COLUMBIA – Boone County has not seen a break in the wave of housing foreclosures, and 2010 is on track to be a record year.
According to the Boone County Recorder of Deeds, 2010 has seen more than 250 housing foreclosures through August – 28 percent more than in 2009 through August.
"We're at a record-setting pace," Tom Schauwecker, Boone County assessor, said. "We're going to surpass three prior record years."
The Recorder of Deeds' foreclosure numbers, however, do not tell the entire story.
An analysis in February by Schauwecker found that though the Recorder of Deeds' office filed 298 trustee deeds of foreclosure, it reported 348 warranty deeds in lieu of foreclosure.
"Warranty deeds are what happens when a developer or owner says to the bank, 'You know, I'm behind on my payments, so here – I'll just give you back this property,'" Schauwecker said.
Although warranty deeds are useful for banks and developers, they make it difficult for the public to know the extent of distressed properties in Boone County.
One must examine each warranty deed, around 5,000 annually, to find how many are in lieu of foreclosure because they are coded the same way as any other warranty deed in the recorder's office.
If 2010 foreclosures continue at the current pace, Boone County could end 2010 with 375 foreclosures – a 20 percent increase compared to last year and by far the highest on record.
Greg Harmon, a broker and salesman with RE/MAX Boone Realty, attributed some of the rise in Boone County foreclosures to loan modification programs that allowed lenders to "put off" foreclosures for years.
"All they've been doing is postponing foreclosures," Harmon said. "If you had a two-year loan modification back in '08, then that comes due right now. If your financial situation hasn't changed since then, you might have to foreclose."
Harmon said he thought the loan modifications were designed to help ward off foreclosures.
"The loan modifications have done little to help people," Harmon said. "The banks just wanted to put off the hit. They didn't want it all at once. It would be a nightmare."
According to an analysis by RealtyTrac, one in every 381 housing units in the U.S. received a foreclosure filing in August 2010. Almost 2 million homes in the U.S. were in foreclosure.
Chris Sanders, loan officer of Allied Mortgage Group, warned that the rate would "continue to go up."
"There are still a lot of homes and consumers in a sub-prime arrangement," he said.
Sanders pointed to adjustable-rate mortgages, where consumers can choose to pay less than the minimum balance in exchange for "negative amortization," in which unpaid interest is added to the outstanding principal.

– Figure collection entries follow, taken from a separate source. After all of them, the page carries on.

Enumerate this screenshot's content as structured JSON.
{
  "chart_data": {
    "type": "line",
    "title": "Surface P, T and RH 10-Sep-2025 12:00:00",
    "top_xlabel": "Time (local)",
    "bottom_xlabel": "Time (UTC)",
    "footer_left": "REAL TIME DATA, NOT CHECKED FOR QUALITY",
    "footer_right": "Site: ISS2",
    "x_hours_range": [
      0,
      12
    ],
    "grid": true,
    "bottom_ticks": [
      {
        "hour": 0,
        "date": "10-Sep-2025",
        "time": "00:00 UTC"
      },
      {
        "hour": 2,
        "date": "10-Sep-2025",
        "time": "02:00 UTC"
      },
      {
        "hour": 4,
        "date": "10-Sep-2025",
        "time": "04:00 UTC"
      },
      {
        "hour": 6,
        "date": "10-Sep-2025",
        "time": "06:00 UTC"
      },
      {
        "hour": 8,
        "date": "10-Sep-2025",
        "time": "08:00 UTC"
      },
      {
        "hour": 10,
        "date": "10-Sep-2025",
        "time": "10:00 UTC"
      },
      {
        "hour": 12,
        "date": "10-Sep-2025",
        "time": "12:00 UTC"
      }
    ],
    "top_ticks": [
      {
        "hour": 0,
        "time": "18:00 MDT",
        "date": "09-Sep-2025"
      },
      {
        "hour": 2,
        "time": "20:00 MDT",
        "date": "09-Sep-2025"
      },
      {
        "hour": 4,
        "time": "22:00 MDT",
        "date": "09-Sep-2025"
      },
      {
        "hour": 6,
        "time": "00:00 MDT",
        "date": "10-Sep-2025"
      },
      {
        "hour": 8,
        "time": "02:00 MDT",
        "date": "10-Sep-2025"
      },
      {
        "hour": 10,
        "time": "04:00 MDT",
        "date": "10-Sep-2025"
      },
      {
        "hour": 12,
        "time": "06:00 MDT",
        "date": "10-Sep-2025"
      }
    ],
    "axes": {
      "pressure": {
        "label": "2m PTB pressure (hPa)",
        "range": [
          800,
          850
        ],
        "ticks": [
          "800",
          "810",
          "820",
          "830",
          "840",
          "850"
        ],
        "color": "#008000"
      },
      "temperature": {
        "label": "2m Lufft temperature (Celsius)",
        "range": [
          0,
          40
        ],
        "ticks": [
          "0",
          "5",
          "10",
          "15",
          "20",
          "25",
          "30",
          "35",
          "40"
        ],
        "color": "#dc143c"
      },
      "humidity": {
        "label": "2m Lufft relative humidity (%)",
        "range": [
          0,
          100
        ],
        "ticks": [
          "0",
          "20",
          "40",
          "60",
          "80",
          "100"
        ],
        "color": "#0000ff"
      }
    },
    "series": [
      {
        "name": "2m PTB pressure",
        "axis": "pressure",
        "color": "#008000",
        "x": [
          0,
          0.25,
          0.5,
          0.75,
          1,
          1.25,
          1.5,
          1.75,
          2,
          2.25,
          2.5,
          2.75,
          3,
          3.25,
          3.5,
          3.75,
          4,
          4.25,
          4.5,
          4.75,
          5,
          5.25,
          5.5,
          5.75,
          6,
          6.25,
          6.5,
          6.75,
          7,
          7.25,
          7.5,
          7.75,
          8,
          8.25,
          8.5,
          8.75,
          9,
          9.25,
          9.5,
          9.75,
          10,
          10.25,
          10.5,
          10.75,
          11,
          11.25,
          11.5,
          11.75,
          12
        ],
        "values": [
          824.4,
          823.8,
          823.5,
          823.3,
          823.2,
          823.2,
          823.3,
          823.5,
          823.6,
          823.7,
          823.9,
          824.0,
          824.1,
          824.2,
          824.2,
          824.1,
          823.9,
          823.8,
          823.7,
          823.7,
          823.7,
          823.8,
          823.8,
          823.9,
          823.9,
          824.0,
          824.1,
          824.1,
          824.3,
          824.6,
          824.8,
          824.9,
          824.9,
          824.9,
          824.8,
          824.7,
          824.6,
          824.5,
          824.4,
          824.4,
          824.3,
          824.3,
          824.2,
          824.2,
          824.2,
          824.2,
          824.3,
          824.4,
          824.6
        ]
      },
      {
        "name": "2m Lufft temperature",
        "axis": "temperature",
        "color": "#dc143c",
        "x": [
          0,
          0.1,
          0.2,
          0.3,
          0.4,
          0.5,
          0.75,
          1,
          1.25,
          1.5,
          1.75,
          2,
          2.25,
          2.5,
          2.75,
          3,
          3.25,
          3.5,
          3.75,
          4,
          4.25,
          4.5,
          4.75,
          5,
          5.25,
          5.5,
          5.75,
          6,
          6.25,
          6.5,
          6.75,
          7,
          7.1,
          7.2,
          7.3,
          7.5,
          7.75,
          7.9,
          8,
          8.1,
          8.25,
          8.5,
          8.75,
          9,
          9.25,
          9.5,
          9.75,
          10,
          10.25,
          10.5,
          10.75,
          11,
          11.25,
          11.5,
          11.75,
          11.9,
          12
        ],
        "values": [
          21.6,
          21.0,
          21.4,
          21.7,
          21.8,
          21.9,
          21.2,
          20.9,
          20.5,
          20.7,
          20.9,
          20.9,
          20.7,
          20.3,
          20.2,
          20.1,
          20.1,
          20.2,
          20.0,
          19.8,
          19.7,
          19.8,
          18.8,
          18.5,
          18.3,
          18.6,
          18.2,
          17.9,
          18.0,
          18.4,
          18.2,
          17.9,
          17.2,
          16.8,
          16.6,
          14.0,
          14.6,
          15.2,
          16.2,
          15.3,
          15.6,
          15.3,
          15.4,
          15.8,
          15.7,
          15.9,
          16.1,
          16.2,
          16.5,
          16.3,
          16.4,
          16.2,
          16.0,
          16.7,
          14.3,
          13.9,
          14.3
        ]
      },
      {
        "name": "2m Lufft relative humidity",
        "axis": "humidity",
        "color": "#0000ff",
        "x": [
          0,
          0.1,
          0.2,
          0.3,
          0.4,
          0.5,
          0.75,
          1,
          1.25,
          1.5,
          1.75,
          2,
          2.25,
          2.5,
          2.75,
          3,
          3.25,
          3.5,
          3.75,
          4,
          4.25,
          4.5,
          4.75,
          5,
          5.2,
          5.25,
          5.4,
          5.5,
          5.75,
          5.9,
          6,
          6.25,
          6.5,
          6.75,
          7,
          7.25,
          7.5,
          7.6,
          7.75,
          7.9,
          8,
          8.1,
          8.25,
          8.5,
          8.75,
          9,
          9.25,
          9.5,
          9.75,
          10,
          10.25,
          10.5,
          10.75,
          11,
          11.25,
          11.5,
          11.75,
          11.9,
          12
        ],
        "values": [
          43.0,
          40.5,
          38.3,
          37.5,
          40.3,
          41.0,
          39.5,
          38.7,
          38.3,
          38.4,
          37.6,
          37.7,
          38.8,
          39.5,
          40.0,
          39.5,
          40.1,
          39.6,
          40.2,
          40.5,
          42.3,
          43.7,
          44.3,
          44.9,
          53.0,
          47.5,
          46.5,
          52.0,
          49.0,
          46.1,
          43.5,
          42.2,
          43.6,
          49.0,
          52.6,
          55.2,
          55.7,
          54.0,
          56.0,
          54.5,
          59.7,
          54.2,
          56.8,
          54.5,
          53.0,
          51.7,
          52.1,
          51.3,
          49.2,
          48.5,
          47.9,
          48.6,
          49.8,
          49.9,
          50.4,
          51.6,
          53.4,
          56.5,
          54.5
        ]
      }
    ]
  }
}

Adjustable-rate loans were also notorious for their teaser rates, often as low as 1 percent, which jump to a much higher rate after a set period.
"If you look at the years '05, '06, '07, there were a lot of people going into 100 percent loans with little income, little credit, and now those rates are adjusting," Sanders said. "The next three months is when a lot of these rates will adjust. Many of these are five-year forecasts, and so the ones that were put out in 2005, those are due for realignment this fall. These are really wicked."
Despite the discouraging numbers, Sanders said Allied Mortgage Group hasn't seen "an alarming rate of foreclosures, but the community as a whole has. Though Columbia wasn't a huge sub-prime market to begin with, there were still consumers with unverifiable incomes who were given these loan products."